Stoffzusammensetzung nach Anspruch 21, wobei die Krebszellen Nierenkrebszellen sind.
Stoffzusammensetzung nach Anspruch 21, wobei das Kügelchen von etwa 10.000 bis etwa 200.000 Zellen enthält.
Stoffzusammensetzung nach Anspruch 21, wobei das Kügelchen von etwa 30.000 bis etwa 100.000 Zellen enthält.
Stoffzusammensetzung nach einem der Ansprüche 21 bis 24 für die Behandlung eines pathologischen Zustandes, der durch abnormales Zellwachstum gekennzeichnet ist.
Stoffzusammensetzung nach einem der Ansprüche 21 bis 24 für die Behandlung eines pathologischen Zustandes der Krebs ist.
Stoffzusammensetzung nach einem der Ansprüche 21 bis 24, zur Verwendung bei der Suppression der Proliferation von Krebszellen in einem Individuum.
Verwendung einer Stoffzusammensetzung nach einem der Ansprüche 21 bis 24 zur Herstellung eines Arzneimittels zur Implantation in ein Individuum, um die Proliferation von Krebszellen in dem Individuum zu supprimieren.
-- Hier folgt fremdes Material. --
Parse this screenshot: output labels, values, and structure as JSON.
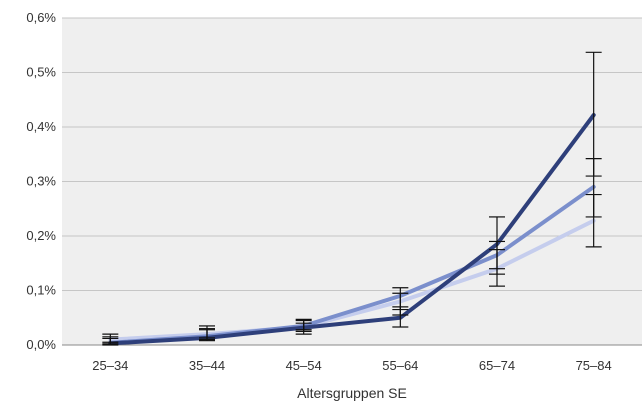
{
  "chart_data": {
    "type": "line",
    "title": "",
    "xlabel": "Altersgruppen SE",
    "ylabel": "",
    "categories": [
      "25–34",
      "35–44",
      "45–54",
      "55–64",
      "65–74",
      "75–84"
    ],
    "yticks": [
      "0,0%",
      "0,1%",
      "0,2%",
      "0,3%",
      "0,4%",
      "0,5%",
      "0,6%"
    ],
    "ylim": [
      0,
      0.6
    ],
    "grid": true,
    "legend": "none",
    "series": [
      {
        "color": "#2e3f7a",
        "values": [
          0.003,
          0.013,
          0.032,
          0.05,
          0.185,
          0.422
        ],
        "err_low": [
          0.0,
          0.008,
          0.02,
          0.033,
          0.14,
          0.31
        ],
        "err_high": [
          0.02,
          0.035,
          0.047,
          0.07,
          0.235,
          0.537
        ]
      },
      {
        "color": "#7b8fcc",
        "values": [
          0.004,
          0.016,
          0.035,
          0.09,
          0.165,
          0.29
        ],
        "err_low": [
          0.002,
          0.01,
          0.025,
          0.065,
          0.13,
          0.235
        ],
        "err_high": [
          0.012,
          0.03,
          0.045,
          0.105,
          0.19,
          0.342
        ]
      },
      {
        "color": "#c5cded",
        "values": [
          0.01,
          0.02,
          0.033,
          0.08,
          0.14,
          0.228
        ],
        "err_low": [
          0.005,
          0.013,
          0.028,
          0.055,
          0.108,
          0.18
        ],
        "err_high": [
          0.015,
          0.028,
          0.04,
          0.095,
          0.175,
          0.276
        ]
      }
    ]
  }
}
Verfahren zur Herstellung eines festen Kügelchens, das Agarose enthält und mit Agarose beschichtet ist, wobei das feste Kügelchen Krebszellen enthält, welche, wenn durch Einschluss in dem Kügelchen restringiert, Tumorzellproliferation supprimierendes Material produzieren, welches durch das feste Kügelchen diffundiert, umfassend: (a) Zugeben von Agarose zu einer Lösung, die eine Probe von aus einem Tier isolierten Krebszellen enthält, welche ein Tumorzellproliferation supprimierendes Material produzieren können, das durch die Kügelchen diffundiert, wenn die Krebszellen durch Einschluss in dem Kügelchen restringiert sind, (b) Bilden eines semi-festen Kügelchens, umfassend die Agarose und die Krebszellen, (c) Polymerisieren der Agarose in dem semi-festen Kügelchen, wobei ein festes, die Zellen enthaltendes Agarosekügelchen gebildet wird und die Krebszellen dadurch restringiert werden, und (d) Beschichten des festen, Agarose-enthaltenden Kügelchens, das die restringierten Krebszellen enthält, mit Agarose, wobei die restringierten Krebszellen mehr von dem Material produzieren, als wenn die Krebszellen nicht in dem Kügelchen eingeschlossen sind.
Verfahren nach Anspruch 29, wobei die Lösung von etwa 10.000 bis etwa 200.000 Zellen enthält.
Verfahren nach Anspruch 29, wobei die Lösung von etwa 30.000 Zellen bis etwa 100.000 Zellen enthält.